И сообщил Артемьеву, что под Москвой есть резерв войск в 250 000 солдат.
— Это самый большой сэкрэт… Нэ подлэжящий разглашению. Иначэ у мэня их живо растащат!
А теперь можно сказать и читателям, что войск в резерве Ставки Верховного было не 250 000, а почти вдвое больше (считая и войска НКВД). На флангах отчаянно сопротивлявшейся Москвы готовились к наступлению свежие, новые, прибывшие с Дальнего Востока и из других внутренних округов войска. Дивизии полного состава, одетые в полушубки и зимние шапки, снабженные новым автоматическим оружием, новыми дизельными танками «Т-34» и «КВ». Их поддерживали новая пушечно-гаубичная артиллерия и 423 реактивные установки «Катюши». Такая сила, скрытая даже от командующих фронтами (кроме Жукова), позволяла Сталину уже совсем уверенно попыхивать трубкой и иронически посматривать на озадаченного Артемьева.
Выдадим теперь и секрет (тогда неизвестный Артемьеву): парад должен был начаться не в десять часов утра, как начинался обычно, а на два часа раньше.
Замечу, что есть множество толкований, почему в кинохронике Сталин был снят в фуражке, а на самом деле был в зимней шапке и даже с опущенными ушами. Пересъемку действительно сделали, и просто потому, что в условиях раннего утра в ноябре было плохое освещение. К тому же было пасмурно, шел снег (предположение Сталина о нелетной погоде оправдалось). Немцы получили сообщение о параде, когда он уже закончился, и негодовали.

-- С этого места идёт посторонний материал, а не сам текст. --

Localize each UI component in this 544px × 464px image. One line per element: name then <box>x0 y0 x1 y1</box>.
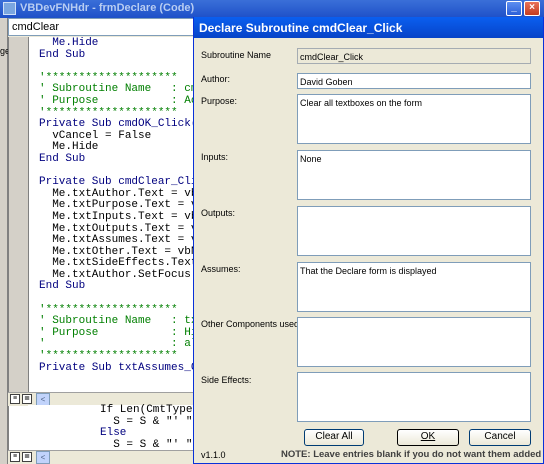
full-module-view-icon[interactable]: ≣ <box>22 394 32 404</box>
code-line[interactable]: Private Sub cmdOK_Click() <box>39 119 204 131</box>
minimize-icon[interactable]: _ <box>506 1 522 16</box>
author-field[interactable]: David Goben <box>297 73 531 89</box>
note-label: NOTE: Leave entries blank if you do not … <box>281 449 542 460</box>
procedure-view-icon[interactable]: ≡ <box>10 452 20 462</box>
vb-app-icon <box>3 2 16 15</box>
outputs-field[interactable] <box>297 206 531 256</box>
code-line[interactable]: End Sub <box>39 281 204 293</box>
outputs-label: Outputs: <box>201 208 236 218</box>
close-icon[interactable]: × <box>524 1 540 16</box>
side-effects-field[interactable] <box>297 372 531 422</box>
code-line[interactable]: Me.Hide <box>39 37 204 50</box>
purpose-label: Purpose: <box>201 96 238 106</box>
clear-all-button[interactable]: Clear All <box>304 429 364 446</box>
inputs-field[interactable]: None <box>297 150 531 200</box>
cancel-button[interactable]: Cancel <box>469 429 531 446</box>
background-hscrollbar[interactable]: ≡ ≣ < <box>8 450 198 464</box>
purpose-field[interactable]: Clear all textboxes on the form <box>297 94 531 144</box>
object-combo-value: cmdClear <box>12 21 60 33</box>
code-line[interactable] <box>39 293 204 305</box>
code-margin <box>9 37 29 392</box>
full-module-view-icon[interactable]: ≣ <box>22 452 32 462</box>
code-line[interactable]: Private Sub txtAssumes_Go <box>39 362 204 375</box>
dialog-titlebar[interactable]: Declare Subroutine cmdClear_Click <box>194 17 543 38</box>
code-line[interactable]: Private Sub cmdClear_Clic <box>39 177 204 189</box>
assumes-label: Assumes: <box>201 264 241 274</box>
background-code-line: If Len(CmtType) <box>100 404 200 416</box>
other-components-label: Other Components used: <box>201 319 302 329</box>
side-effects-label: Side Effects: <box>201 375 252 385</box>
declare-dialog: Declare Subroutine cmdClear_Click Subrou… <box>193 17 544 464</box>
subroutine-name-field: cmdClear_Click <box>297 48 531 64</box>
dialog-title: Declare Subroutine cmdClear_Click <box>199 21 403 35</box>
object-combo[interactable]: cmdClear <box>8 18 196 36</box>
other-components-field[interactable] <box>297 317 531 367</box>
assumes-field[interactable]: That the Declare form is displayed <box>297 262 531 312</box>
code-text[interactable]: Me.Hide End Sub '******************** ' Su… <box>39 37 204 375</box>
ide-titlebar[interactable]: VBDevFNHdr - frmDeclare (Code) _ × <box>0 0 544 18</box>
code-line[interactable]: ' Purpose : Acc <box>39 95 204 108</box>
code-line[interactable]: Me.txtInputs.Text = vbN <box>39 211 204 224</box>
code-line[interactable]: End Sub <box>39 49 204 62</box>
subroutine-name-label: Subroutine Name <box>201 50 272 60</box>
scroll-left-icon[interactable]: < <box>36 451 50 464</box>
ok-button[interactable]: OK <box>397 429 459 446</box>
code-line[interactable]: Me.txtAssumes.Text = vb <box>39 234 204 247</box>
author-label: Author: <box>201 74 231 84</box>
left-panel-strip: ger <box>0 18 13 464</box>
ide-title: VBDevFNHdr - frmDeclare (Code) <box>20 2 195 14</box>
code-line[interactable]: '******************** <box>39 350 204 363</box>
version-label: v1.1.0 <box>201 450 226 460</box>
code-line[interactable]: End Sub <box>39 153 204 166</box>
inputs-label: Inputs: <box>201 152 229 162</box>
procedure-view-icon[interactable]: ≡ <box>10 394 20 404</box>
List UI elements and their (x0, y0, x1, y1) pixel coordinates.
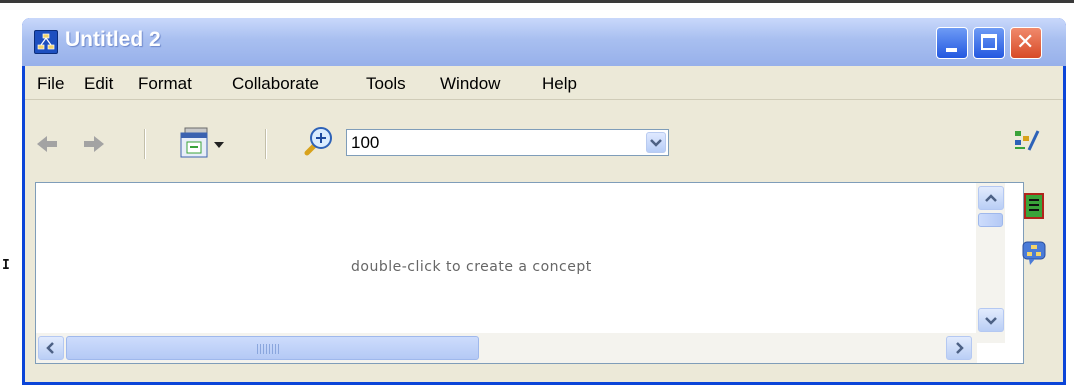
zoom-dropdown-button[interactable] (646, 132, 666, 153)
menu-window[interactable]: Window (440, 74, 500, 94)
menu-bar: File Edit Format Collaborate Tools Windo… (25, 66, 1063, 100)
window-title: Untitled 2 (65, 28, 161, 51)
list-button[interactable] (1023, 193, 1045, 223)
styles-icon (1015, 130, 1040, 151)
scroll-up-button[interactable] (978, 186, 1004, 210)
toolbar: 100 (25, 100, 1063, 176)
horizontal-scroll-thumb[interactable] (66, 336, 479, 360)
close-button[interactable]: ✕ (1010, 27, 1042, 59)
chevron-down-icon (650, 139, 662, 147)
toolbar-separator (144, 129, 146, 159)
discussion-icon (1022, 241, 1046, 265)
list-icon (1024, 193, 1044, 219)
back-arrow-icon (37, 136, 57, 152)
styles-button[interactable] (1013, 128, 1041, 158)
zoom-value: 100 (351, 133, 380, 152)
background-top-line (0, 0, 1074, 3)
concept-map-canvas[interactable]: double-click to create a concept (35, 182, 1024, 364)
forward-button[interactable] (82, 134, 104, 158)
scroll-grip-icon (257, 344, 279, 354)
chevron-left-icon (46, 342, 54, 354)
back-button[interactable] (37, 134, 59, 158)
menu-format[interactable]: Format (138, 74, 192, 94)
view-dropdown-icon (180, 127, 224, 158)
menu-file[interactable]: File (37, 74, 64, 94)
discussion-button[interactable] (1021, 240, 1047, 270)
scroll-right-button[interactable] (946, 336, 972, 360)
application-window: Untitled 2 ✕ File Edit Format Collaborat… (22, 18, 1066, 385)
zoom-select[interactable]: 100 (346, 129, 669, 156)
canvas-hint-text: double-click to create a concept (351, 259, 592, 275)
app-icon[interactable] (34, 30, 58, 54)
chevron-up-icon (985, 194, 997, 202)
menu-help[interactable]: Help (542, 74, 577, 94)
menu-edit[interactable]: Edit (84, 74, 113, 94)
menu-tools[interactable]: Tools (366, 74, 406, 94)
background-edge-text: I (2, 258, 10, 273)
menu-collaborate[interactable]: Collaborate (232, 74, 319, 94)
vertical-scrollbar[interactable] (976, 183, 1005, 343)
view-dropdown-button[interactable] (177, 126, 235, 166)
close-icon: ✕ (1016, 30, 1035, 55)
maximize-button[interactable] (973, 27, 1005, 59)
zoom-in-button[interactable] (301, 125, 335, 163)
forward-arrow-icon (84, 136, 104, 152)
chevron-down-icon (985, 317, 997, 325)
scroll-left-button[interactable] (38, 336, 64, 360)
title-bar[interactable]: Untitled 2 ✕ (22, 18, 1066, 66)
minimize-button[interactable] (936, 27, 968, 59)
scroll-down-button[interactable] (978, 308, 1004, 332)
toolbar-separator (265, 129, 267, 159)
maximize-icon (981, 34, 997, 50)
chevron-right-icon (956, 342, 964, 354)
zoom-in-icon (304, 127, 332, 156)
minimize-icon (946, 48, 957, 52)
vertical-scroll-thumb[interactable] (978, 213, 1003, 227)
horizontal-scrollbar[interactable] (36, 333, 977, 363)
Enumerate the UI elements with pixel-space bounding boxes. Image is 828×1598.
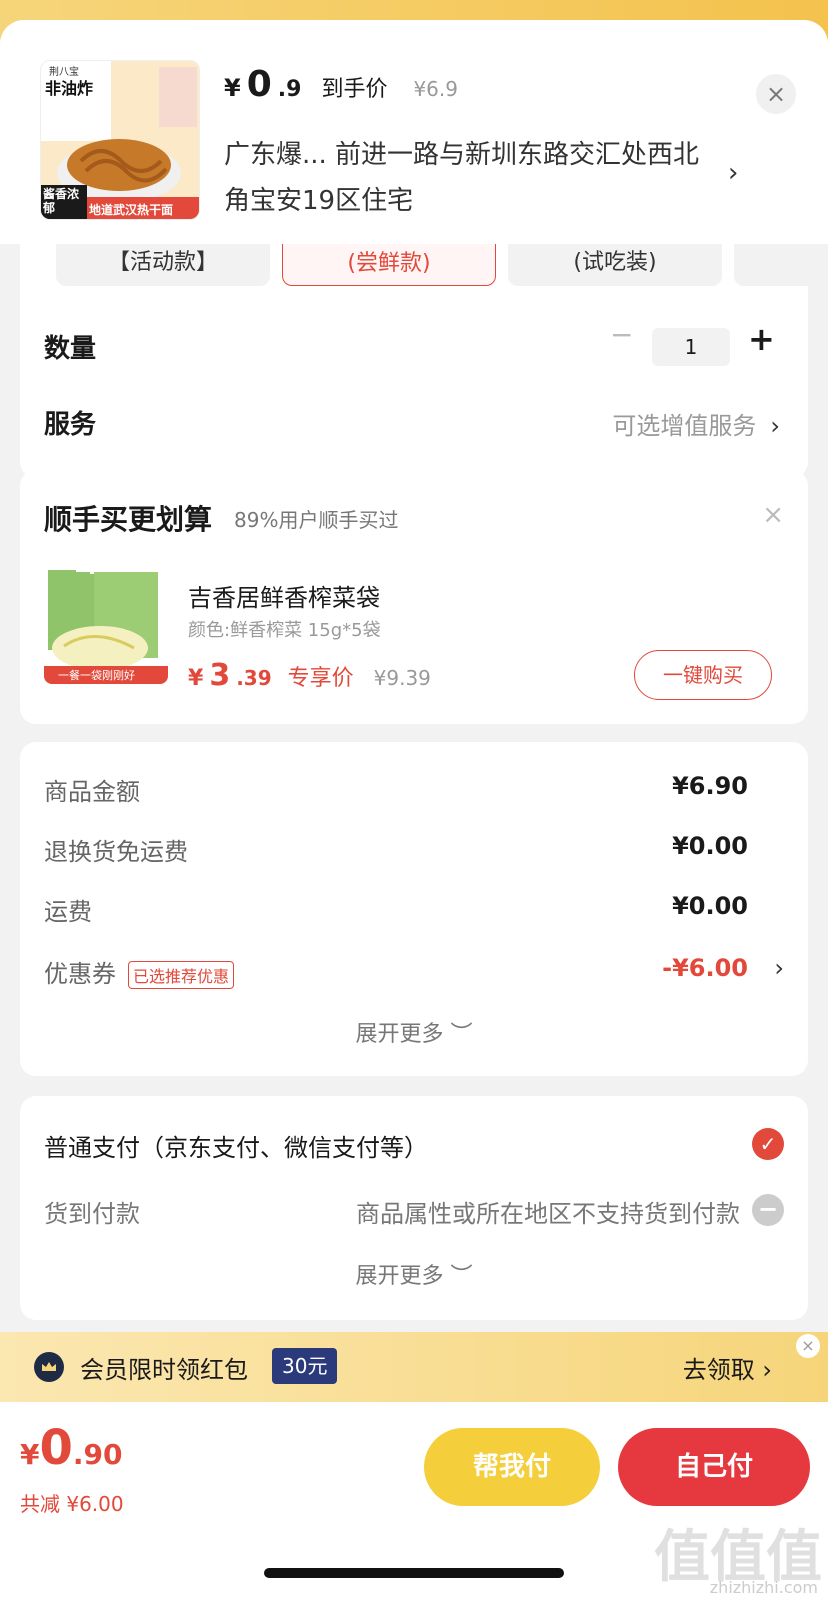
payment-cod-note: 商品属性或所在地区不支持货到付款	[356, 1200, 740, 1228]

А накануне парада в помещении станции метро «Маяковская», кое-как задрапированном под зал Большого театра — там обычно проводили праздники, посвященные годовщине Октября, — доклад делал Сталин, но слушали его, конечно, переодетые в гражданское чекисты да еще немногие, тщательно обысканные перед спуском в метро «представители трудящихся».
Я слышал оба доклада Сталина, но особенно запомнил концовку одного. Сталин говорил медленно, с очень сильным грузинским акцентом, и речь его свелась, пожалуй, к трем заключительным фразам, которые я передам достаточно точно:
— Эще… насколько мэсяцев. Эще… полгодыка… Может быт… годык… И фашистская Гэрманыя… должьна лопнут… под тажесьтью своых пэрэступлэный…
Я слышал эти слова. Это пророчество великого вождя. «Еще полгодика… может быть, годик…» Каково же было мое изумление, когда в сборнике речей и выступлений Сталина позднее я не нашел этих фраз. Они благоразумно и бесследно исчезли. Ведь война затянулась на четыре года. И даже вождям следует избегать пророчеств…
Уйду от журналистики в роман, в тот ледяной и снежный ноябрь, с якобы тридцатиградусными морозами под Москвой. Из-за них, писалось где-то и часто, потерпела-де крах орда, рвавшаяся к Москве.
А было все по-иному. Мороз в Подмосковье стоял не так уж велик. Редко за двадцать. Но армия, привыкшая легко побеждать и грабить, наконец столкнулась с силой, оказывающей такое стойкое, отчаянное сопротивление, что все четыре фельдмаршала, возглавлявшие войска на Московском направлении (Кессельринг, Клюге, Вейхс и фон Бок), были уже близки к панике. Теперь русские не отступали. Весь ноябрь кипела жестокая битва. И хотя 27 ноября части полковника (тогда еще не генерала!) Хассо фон Мантейфеля уже достигли самого восточного пункта у деревни Перемилово, хотя пропаганда вопила, что до Кремля 30 километров, хотя уже начали по железной дороге подвозить сверхдальнобойные орудия — громить центр Москвы, фашистские армии таяли, как вешний снег под солнцем. Танки гибли от яростных выстрелов бронебойщиков. Во многих дивизиях не осталось и полка. Снайперы четко выбивали офицеров, и теперь часто бывшими полками-дивизиями командовали майоры и лейтенанты (например, 7-й пехотной дивизией командовал оставшийся в живых обер-лейтенант).
А сталинская разведка уверенно сообщала: у немцев нет резервов. Армия не в состоянии наступать. У танков замерзает смазка. Нет бензина. И уже никакого превосходства ни в живой силе, ни в технике у захватчиков нет.
Этих сообщений и ждал Сталин, ждал Жуков, ждал Генеральный штаб, ждали, когда лежащая в снегу армия захватчиков будет деморализована. Именно потому Сталин оттягивал начало контрнаступления и дождался, когда 3–4 декабря фельдмаршал Бок (на свой страх и риск! За это Бок поплатился и отставкой!) дал приказ прекратить наступление, перейти к обороне и даже отступлению на более подготовленные к зиме рубежи. Об этом приказе фон Бока стараются не упоминать «объективные» историки минувшей войны.